Registered company office
IQE plc
Registered Office:
Pascal Close, Cardiff. CF3 0LW.
Company Registered in England No.: 03745726
Main Countries of Operation: United Kingdom, United States and Taiwan
There are no restrictions on the transfer of securities.
Statement of Compliance with the UK Corporate Governance Code
The Board of Directors believes in high standards of corporate governance and is accountable to shareholders for the Group’s performance in this area.
The Group has chosen to apply the UK Corporate Governance Code (the “Code”) and to provide corporate governance disclosures similar to those that would be required of a premium-listed company. The Code is available on the website of the Financial Reporting Council (FRC) at: www.frc.org.uk.

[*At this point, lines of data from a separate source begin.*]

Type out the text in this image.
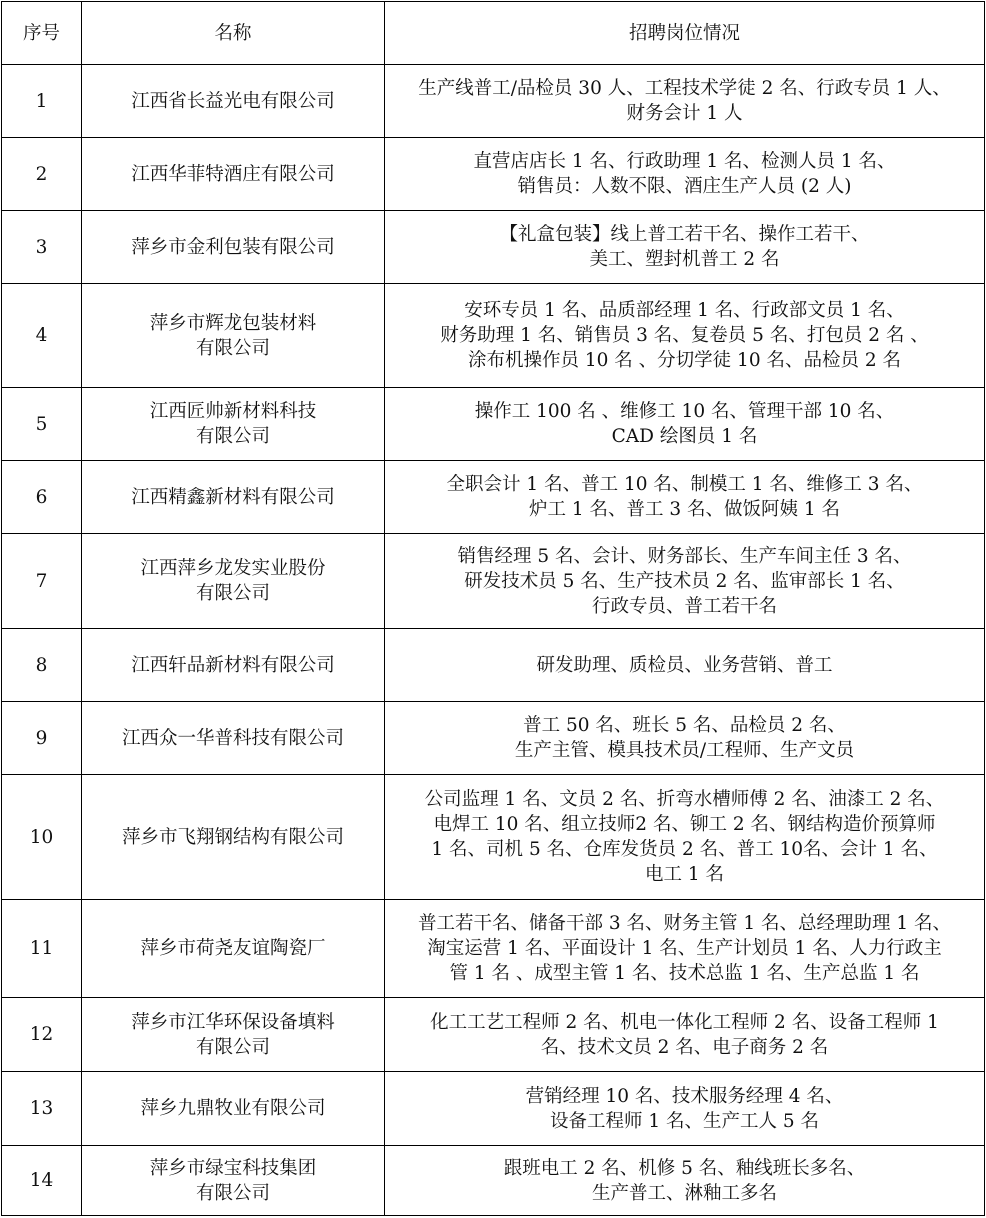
序号	名称	招聘岗位情况
1	江西省长益光电有限公司	生产线普工/品检员 30 人、工程技术学徒 2 名、行政专员 1 人、
财务会计 1 人
2	江西华菲特酒庄有限公司	直营店店长 1 名、行政助理 1 名、检测人员 1 名、
销售员：人数不限、酒庄生产人员 (2 人)
3	萍乡市金利包装有限公司	【礼盒包装】线上普工若干名、操作工若干、
美工、塑封机普工 2 名
4	萍乡市辉龙包装材料
有限公司	安环专员 1 名、品质部经理 1 名、行政部文员 1 名、
财务助理 1 名、销售员 3 名、复卷员 5 名、打包员 2 名 、
涂布机操作员 10 名 、分切学徒 10 名、品检员 2 名
5	江西匠帅新材料科技
有限公司	操作工 100 名 、维修工 10 名、管理干部 10 名、
CAD 绘图员 1 名
6	江西精鑫新材料有限公司	全职会计 1 名、普工 10 名、制模工 1 名、维修工 3 名、
炉工 1 名、普工 3 名、做饭阿姨 1 名
7	江西萍乡龙发实业股份
有限公司	销售经理 5 名、会计、财务部长、生产车间主任 3 名、
研发技术员 5 名、生产技术员 2 名、监审部长 1 名、
行政专员、普工若干名
8	江西轩品新材料有限公司	研发助理、质检员、业务营销、普工
9	江西众一华普科技有限公司	普工 50 名、班长 5 名、品检员 2 名、
生产主管、模具技术员/工程师、生产文员
10	萍乡市飞翔钢结构有限公司	公司监理 1 名、文员 2 名、折弯水槽师傅 2 名、油漆工 2 名、
电焊工 10 名、组立技师2 名、铆工 2 名、钢结构造价预算师
1 名、司机 5 名、仓库发货员 2 名、普工 10名、会计 1 名、
电工 1 名
11	萍乡市荷尧友谊陶瓷厂	普工若干名、储备干部 3 名、财务主管 1 名、总经理助理 1 名、
淘宝运营 1 名、平面设计 1 名、生产计划员 1 名、人力行政主
管 1 名 、成型主管 1 名、技术总监 1 名、生产总监 1 名
12	萍乡市江华环保设备填料
有限公司	化工工艺工程师 2 名、机电一体化工程师 2 名、设备工程师 1
名、技术文员 2 名、电子商务 2 名
13	萍乡九鼎牧业有限公司	营销经理 10 名、技术服务经理 4 名、
设备工程师 1 名、生产工人 5 名
14	萍乡市绿宝科技集团
有限公司	跟班电工 2 名、机修 5 名、釉线班长多名、
生产普工、淋釉工多名
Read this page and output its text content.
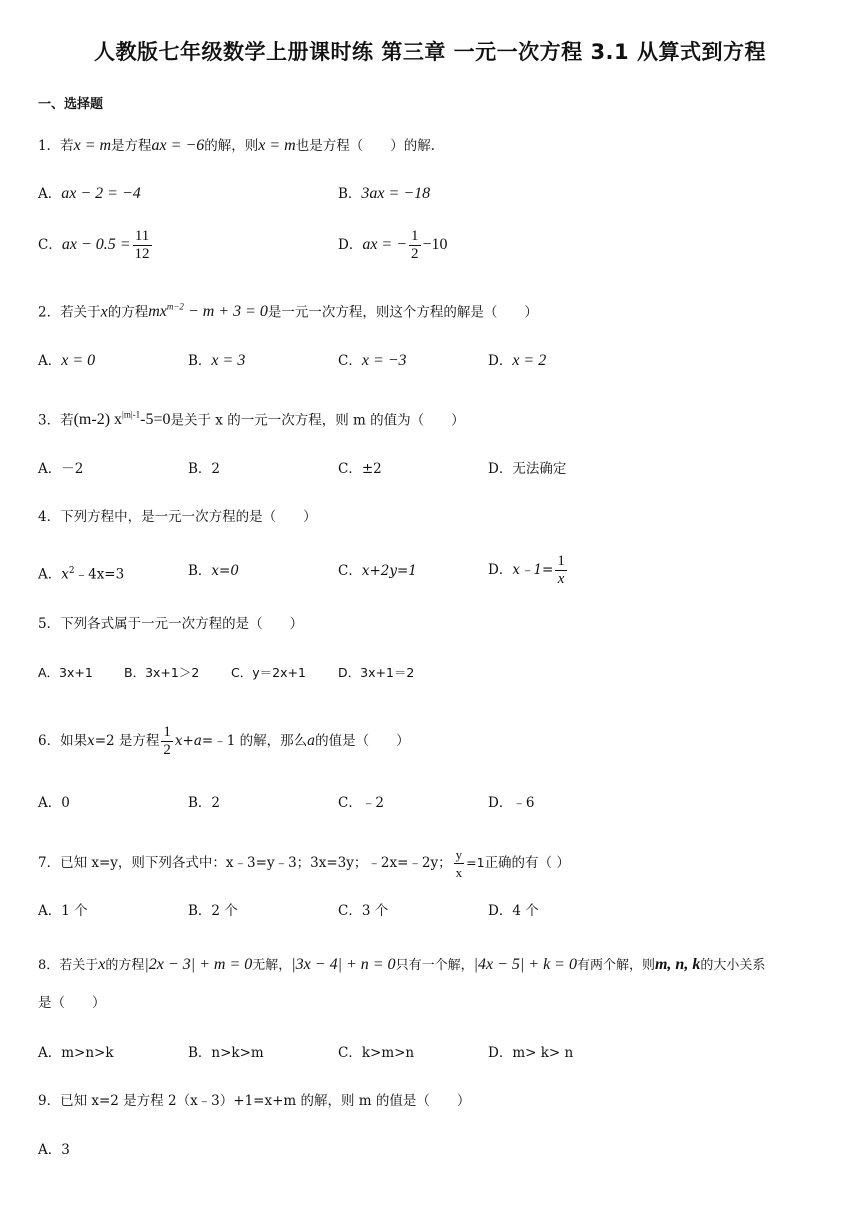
人教版七年级数学上册课时练 第三章 一元一次方程 3.1 从算式到方程
一、选择题
1．若x = m是方程ax = −6的解，则x = m也是方程（　　）的解.
A．ax − 2 = −4	B．3ax = −18
C．ax − $0.5 = \frac{11}{12}$	D．ax = − $\frac{1}{2} -10$
2．若关于x的方程$mx^{m-2} - m + 3 = 0$是一元一次方程，则这个方程的解是（　　）
A．x = 0	B．x = 3	C．x = −3	D．x = 2
3．若(m-2) $x^{|m|-1}-5=0$是关于 x 的一元一次方程，则 m 的值为（　　）
A．－2	B．2	C．±2	D．无法确定
4．下列方程中，是一元一次方程的是（　　）
A．$x^2﹣4x=3$	B．x=0	C．x+2y=1	D．x﹣1= $\frac{1}{x}$
5．下列各式属于一元一次方程的是（　　）
A．3x+1 B．3x+1＞2	C．y＝2x+1	D．3x+1＝2
6．如果x=2 是方程 $\frac{1}{2}$ x+a=﹣1 的解，那么a的值是（　　）
A．0	B．2	C．﹣2	D．﹣6
7．已知 x=y，则下列各式中：x﹣3=y﹣3；3x=3y；﹣2x=﹣2y； $\frac{y}{x} =1$正确的有（ ）
A．1 个	B．2 个	C．3 个	D．4 个
8．若关于x的方程|2x − 3| + m = 0无解，|3x − 4| + n = 0只有一个解，|4x − 5| + k = 0有两个解，则m, n, k的大小关系
是（　　）
A．m>n>k	B．n>k>m	C．k>m>n	D．m> k> n
9．已知 x=2 是方程 2（x﹣3）+1=x+m 的解，则 m 的值是（　　）
A．3
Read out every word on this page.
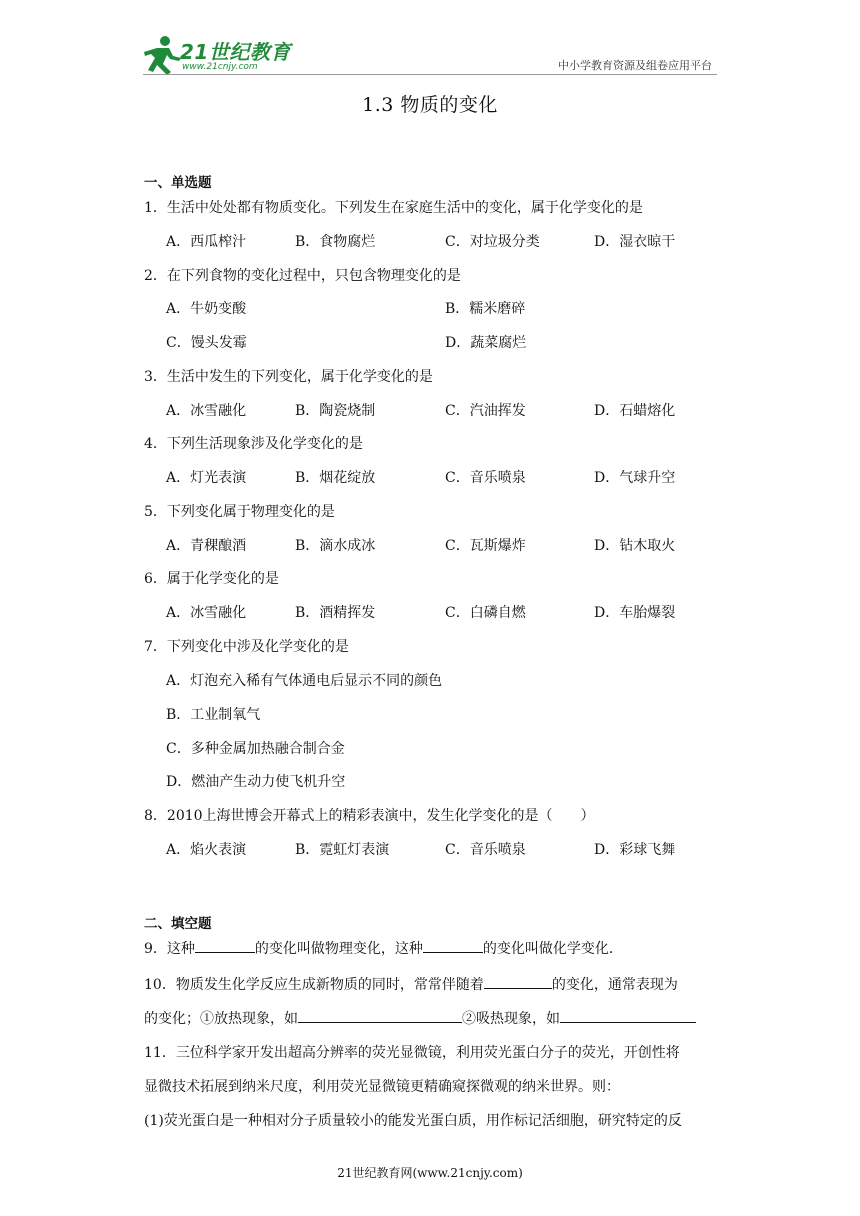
21世纪教育
www.21cnjy.com	中小学教育资源及组卷应用平台
1.3 物质的变化
一、单选题
1．生活中处处都有物质变化。下列发生在家庭生活中的变化，属于化学变化的是
A．西瓜榨汁	B．食物腐烂	C．对垃圾分类	D．湿衣晾干
2．在下列食物的变化过程中，只包含物理变化的是
A．牛奶变酸	B．糯米磨碎
C．馒头发霉	D．蔬菜腐烂
3．生活中发生的下列变化，属于化学变化的是
A．冰雪融化	B．陶瓷烧制	C．汽油挥发	D．石蜡熔化
4．下列生活现象涉及化学变化的是
A．灯光表演	B．烟花绽放	C．音乐喷泉	D．气球升空
5．下列变化属于物理变化的是
A．青稞酿酒	B．滴水成冰	C．瓦斯爆炸	D．钻木取火
6．属于化学变化的是
A．冰雪融化	B．酒精挥发	C．白磷自燃	D．车胎爆裂
7．下列变化中涉及化学变化的是
A．灯泡充入稀有气体通电后显示不同的颜色
B．工业制氧气
C．多种金属加热融合制合金
D．燃油产生动力使飞机升空
8．2010上海世博会开幕式上的精彩表演中，发生化学变化的是（　　）
A．焰火表演	B．霓虹灯表演	C．音乐喷泉	D．彩球飞舞
二、填空题
9．这种	的变化叫做物理变化，这种	的变化叫做化学变化．
10．物质发生化学反应生成新物质的同时，常常伴随着	的变化，通常表现为
的变化；①放热现象，如	②吸热现象，如
11．三位科学家开发出超高分辨率的荧光显微镜，利用荧光蛋白分子的荧光，开创性将
显微技术拓展到纳米尺度，利用荧光显微镜更精确窥探微观的纳米世界。则：
(1)荧光蛋白是一种相对分子质量较小的能发光蛋白质，用作标记活细胞，研究特定的反
21世纪教育网(www.21cnjy.com)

IQE has identified the following areas of non-conformance with the Code:
Provision 17
IQE does not currently maintain a succession plan for the Company Secretary or all senior management immediately below Board level. IQE will work to develop such plans based on merit and objective criteria. As part of its consideration of developed succession plans, the Nominations Committee will consider the linkage of its diversity objectives with Company strategy and the gender balance of those in senior management and their direct reports.
Provision 33
The Remuneration Committee has responsibility for determining the policy and setting remuneration for the Executive Directors and the Chairman. It also has responsibility to recommend and monitor the policy, level and structure of remuneration for senior management. However actual remuneration for senior management and the Company Secretary (noting that the Company Secretary is part of the Executive Leadership Team and senior management) is set and determined by the CEO in consultation with the Group’s Chief People Officer and appropriate external advice and benchmarking.
Provision 36
Share options granted to the Executive Directors under IQE’s LTIP are subject to total vesting and holding periods of three years. In addition, Executive Directors are subject to a minimum holding requirement equal to 200% of their base salary and will have a post-employment shareholding requirement for two years. The minimum holding will be equal to 200% of base salary in the first year post-employment, reducing to 100% of base salary in the second year.
IQE’s approach aligns with market practice across IQE’s peer group on AIM and the Remuneration Committee considers the current holding periods to be the right balance between incentivising Executive Directors and aligning with the interests of the Group’s stakeholders
A copy of the 2018 UK Corporate Governance Code is available at ww.frc.org.uk.
The City Code on Takeovers and Mergers (the “Code”) applies to the Company. The Code is administered by The Panel and Takeovers in Mergers.
This page was last updated on 11 November 2024.